Österreich:Bist du deppert?

Warum einige tölpelhafte Wiener Maturanten noch einmal zur Mathe-Prüfung müssen.

Von Martin Zips

Es gibt zwei Arten von Lehrern, da stimmt die alte, berühmte Verfilmung von Heinrich Spoerls "Feuerzangenbowle" noch immer. Solche wie Professor Bömmel, der Humor und Menschenfreundlichkeit vereint und dabei von der Schülermeute verlacht wird. Und solche wie den Oberlehrer Dr. Brett, der vom lauten Pubertätsgesindel streng Disziplin einfordert - und rätselhafterweise gerade deshalb sehr geachtet wird.

Der Mathematiklehrer, der am Oberstufenrealgymnasium Hegelgasse 14 im schicken ersten Wiener Gemeindebezirk demonstrativ wegschaute, damit seine Schüler die Maturaaufgabe halt irgendwie hinbekommen, muss eher ein Bömmel-Typ gewesen sein.

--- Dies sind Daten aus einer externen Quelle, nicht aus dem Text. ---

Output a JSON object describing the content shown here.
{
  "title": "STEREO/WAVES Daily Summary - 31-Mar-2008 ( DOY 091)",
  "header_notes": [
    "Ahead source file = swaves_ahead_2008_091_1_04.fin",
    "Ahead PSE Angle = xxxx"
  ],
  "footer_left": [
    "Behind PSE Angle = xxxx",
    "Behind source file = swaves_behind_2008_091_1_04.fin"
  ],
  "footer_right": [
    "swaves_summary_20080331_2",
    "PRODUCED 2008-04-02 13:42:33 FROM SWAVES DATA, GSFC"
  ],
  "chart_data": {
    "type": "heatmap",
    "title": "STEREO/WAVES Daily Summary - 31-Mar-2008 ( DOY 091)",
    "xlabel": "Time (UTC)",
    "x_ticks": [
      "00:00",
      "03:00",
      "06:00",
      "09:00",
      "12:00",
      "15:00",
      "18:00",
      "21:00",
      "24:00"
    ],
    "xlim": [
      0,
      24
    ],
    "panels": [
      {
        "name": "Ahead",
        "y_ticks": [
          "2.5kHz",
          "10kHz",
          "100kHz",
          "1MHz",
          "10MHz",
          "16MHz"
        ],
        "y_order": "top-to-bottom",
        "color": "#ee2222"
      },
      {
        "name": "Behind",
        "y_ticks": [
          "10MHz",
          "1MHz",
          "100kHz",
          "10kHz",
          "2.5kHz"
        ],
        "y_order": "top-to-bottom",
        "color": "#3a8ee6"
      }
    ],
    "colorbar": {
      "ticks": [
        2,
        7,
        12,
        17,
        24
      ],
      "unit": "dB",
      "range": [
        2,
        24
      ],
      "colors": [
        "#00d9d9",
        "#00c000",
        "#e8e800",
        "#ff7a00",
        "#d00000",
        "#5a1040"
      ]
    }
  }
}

Früher hätten Bömmel-Schüler heimlich selbstgeschriebene Spickzettel ausgerollt. Später wären es immerhin noch auf Miniaturformat getrimmte Scans aus dem Laserdrucker gewesen, mit denen sie betrogen hätten. Doch diesmal soll ein Maturant einfach die Aufgaben mit seinem Smartphone abfotografiert haben. Via Whatsapp schickte er sie einem Fachkundigen jenseits der Schulmauern, und dieser stellte seine Lösungen freundlicherweise gleich in den Klassen-Chat. Alle schauten ins Handy. Und der Lehrer? Schaute weg. In Wien würde man sagen: "Beim Herrn Professor gab's heut' die Würstl gratis."

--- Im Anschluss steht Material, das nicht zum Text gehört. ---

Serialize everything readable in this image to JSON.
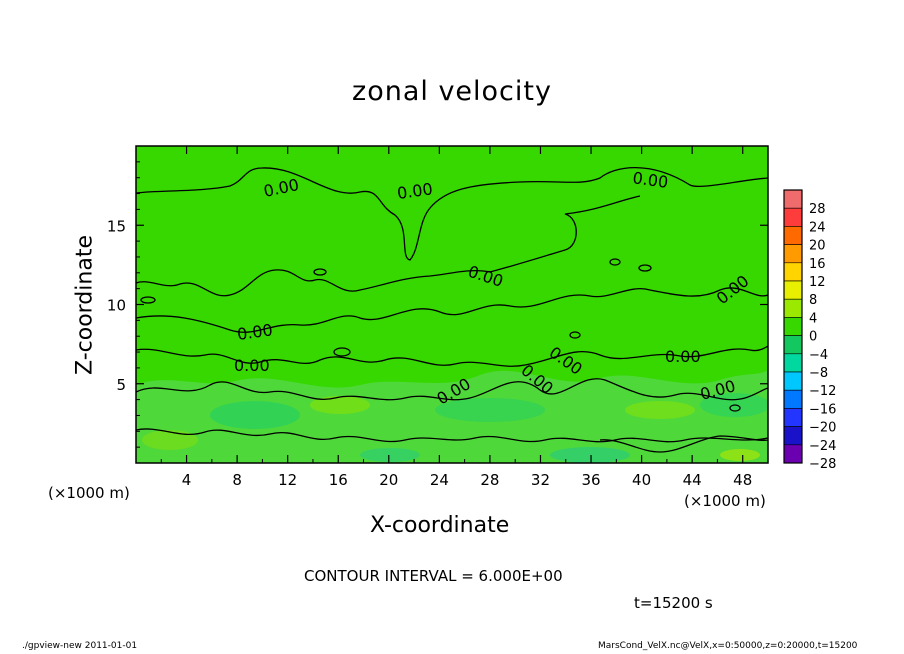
{
  "chart_data": {
    "type": "heatmap",
    "title": "zonal velocity",
    "xlabel": "X-coordinate",
    "ylabel": "Z-coordinate",
    "x_unit": "(×1000 m)",
    "y_unit": "(×1000 m)",
    "xlim": [
      0,
      50
    ],
    "ylim": [
      0,
      20
    ],
    "x_ticks": [
      4,
      8,
      12,
      16,
      20,
      24,
      28,
      32,
      36,
      40,
      44,
      48
    ],
    "y_ticks": [
      5,
      10,
      15
    ],
    "contour_interval_text": "CONTOUR INTERVAL = 6.000E+00",
    "contour_labels": [
      "0.00"
    ],
    "colorbar": {
      "levels": [
        28,
        24,
        20,
        16,
        12,
        8,
        4,
        0,
        -4,
        -8,
        -12,
        -16,
        -20,
        -24,
        -28
      ],
      "colors": [
        "#f06b6b",
        "#ff3c3c",
        "#ff6a00",
        "#ff9a00",
        "#ffd400",
        "#e8ef00",
        "#9be800",
        "#36d800",
        "#14c860",
        "#00d8a0",
        "#00c8ff",
        "#0078ff",
        "#2236ff",
        "#1a12c8",
        "#6a00b0"
      ]
    },
    "field_description_values": {
      "dominant_range": [
        -4,
        4
      ]
    },
    "time_label": "t=15200 s"
  },
  "footer": {
    "left": "./gpview-new   2011-01-01",
    "right": "MarsCond_VelX.nc@VelX,x=0:50000,z=0:20000,t=15200"
  }
}
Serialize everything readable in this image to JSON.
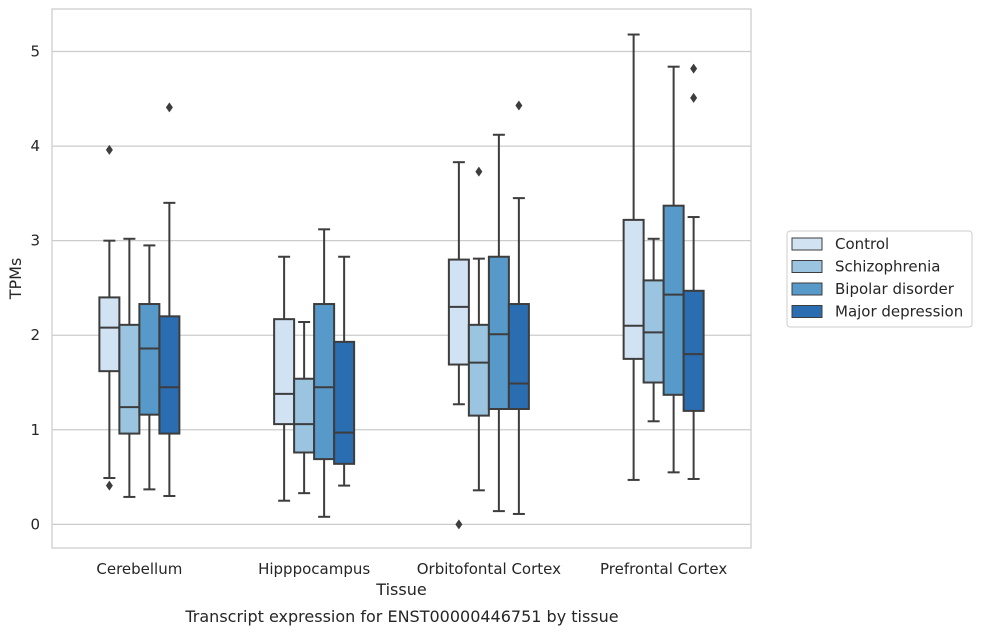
{
  "chart_data": {
    "type": "box",
    "title": "",
    "xlabel": "Tissue",
    "ylabel": "TPMs",
    "caption": "Transcript expression for ENST00000446751 by tissue",
    "ylim": [
      -0.25,
      5.45
    ],
    "yticks": [
      0,
      1,
      2,
      3,
      4,
      5
    ],
    "grid": "horizontal",
    "legend_position": "right",
    "categories": [
      "Cerebellum",
      "Hipppocampus",
      "Orbitofontal Cortex",
      "Prefrontal Cortex"
    ],
    "series": [
      {
        "name": "Control",
        "color": "#d1e2f2",
        "boxes": [
          {
            "whisker_low": 0.49,
            "q1": 1.62,
            "median": 2.08,
            "q3": 2.4,
            "whisker_high": 3.0,
            "outliers": [
              0.41,
              3.96
            ]
          },
          {
            "whisker_low": 0.25,
            "q1": 1.06,
            "median": 1.38,
            "q3": 2.17,
            "whisker_high": 2.83,
            "outliers": []
          },
          {
            "whisker_low": 1.27,
            "q1": 1.69,
            "median": 2.3,
            "q3": 2.8,
            "whisker_high": 3.83,
            "outliers": [
              0.0
            ]
          },
          {
            "whisker_low": 0.47,
            "q1": 1.75,
            "median": 2.1,
            "q3": 3.22,
            "whisker_high": 5.18,
            "outliers": []
          }
        ]
      },
      {
        "name": "Schizophrenia",
        "color": "#9ac4e0",
        "boxes": [
          {
            "whisker_low": 0.29,
            "q1": 0.96,
            "median": 1.24,
            "q3": 2.11,
            "whisker_high": 3.02,
            "outliers": []
          },
          {
            "whisker_low": 0.33,
            "q1": 0.76,
            "median": 1.06,
            "q3": 1.54,
            "whisker_high": 2.14,
            "outliers": []
          },
          {
            "whisker_low": 0.36,
            "q1": 1.15,
            "median": 1.71,
            "q3": 2.11,
            "whisker_high": 2.81,
            "outliers": [
              3.73
            ]
          },
          {
            "whisker_low": 1.09,
            "q1": 1.5,
            "median": 2.03,
            "q3": 2.58,
            "whisker_high": 3.02,
            "outliers": []
          }
        ]
      },
      {
        "name": "Bipolar disorder",
        "color": "#5799c9",
        "boxes": [
          {
            "whisker_low": 0.37,
            "q1": 1.16,
            "median": 1.86,
            "q3": 2.33,
            "whisker_high": 2.95,
            "outliers": []
          },
          {
            "whisker_low": 0.08,
            "q1": 0.69,
            "median": 1.45,
            "q3": 2.33,
            "whisker_high": 3.12,
            "outliers": []
          },
          {
            "whisker_low": 0.14,
            "q1": 1.22,
            "median": 2.01,
            "q3": 2.83,
            "whisker_high": 4.12,
            "outliers": []
          },
          {
            "whisker_low": 0.55,
            "q1": 1.37,
            "median": 2.43,
            "q3": 3.37,
            "whisker_high": 4.84,
            "outliers": []
          }
        ]
      },
      {
        "name": "Major depression",
        "color": "#2a6db0",
        "boxes": [
          {
            "whisker_low": 0.3,
            "q1": 0.96,
            "median": 1.45,
            "q3": 2.2,
            "whisker_high": 3.4,
            "outliers": [
              4.41
            ]
          },
          {
            "whisker_low": 0.41,
            "q1": 0.64,
            "median": 0.97,
            "q3": 1.93,
            "whisker_high": 2.83,
            "outliers": []
          },
          {
            "whisker_low": 0.11,
            "q1": 1.22,
            "median": 1.49,
            "q3": 2.33,
            "whisker_high": 3.45,
            "outliers": [
              4.43
            ]
          },
          {
            "whisker_low": 0.48,
            "q1": 1.2,
            "median": 1.8,
            "q3": 2.47,
            "whisker_high": 3.25,
            "outliers": [
              4.51,
              4.82
            ]
          }
        ]
      }
    ]
  }
}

Hätten am Ende nicht ein paar Prüflinge auf Facebook laut und dämlich damit geprahlt, wäre der Stadtschulrat wahrscheinlich gar nicht auf die Idee gekommen, sich die Arbeiten noch einmal anzusehen. Doch so muss jetzt die komplette 8a - bis auf ein einziges ehrliches Mädchen - im Herbst noch einmal zur Mathe-Matura. Und der arme Lehrer kriegt ein Disziplinarverfahren, die Sanktionen reichen vom Verweis über die Versetzung bis zum Unterrichtsverbot. Wie sagt Bömmel in der Feuerzangenbowle? "Bah, watt habt ihr für 'nen fiese Charakter."

Wegen eines ähnlichen Vergehens muss übrigens auch eine Schulklasse am Oberstufenrealgymnasium Henriettenplatz in Rudolfsheim-Fünfhaus (15. Wiener Gemeindebezirk) in die Nachprüfung. Drum denkt der Wiener Landesschulinspektor Tranninger jetzt über eine generelle Aufstockung des Aufsichtspersonals bei Prüfungen nach. Mehr Brett, weniger Bömmel. So in der Art.

Nein, im Wettlauf mit den Spickmethoden ihrer Schüler ist die heutige Lehrerschaft nicht zu beneiden. Als ein verzweifelter Direktor eines Salzburger Gymnasiums vor vier Jahren die Handy-Schummeleien seiner Maturanten mithilfe eines Störsenders unterbinden wollte, wurde er sogar wegen seines Verstoßes gegen das Telekommunikationsgesetz behördlich abgemahnt. Niki Lauda wiederum gab kürzlich zu, gleich sein gesamtes Abschlusszeugnis gefälscht zu haben. Nur, um seine Eltern zu beruhigen. Und wie sehr wurde in Deutschland bei der WM 2006 der Spickzettel von Torwart Jens Lehmann nach dem gedeihlichen Elfmeterschießen gegen Argentinien gepriesen. Das Papier hat es ins Museum geschafft. Die Menschheit sollte also vielleicht doch wieder ein Auge zudrücken, bei all der Spickerei. Freilich nur bei denen, die nicht anschließend im Netz ihren Bömmel zum Affen machen.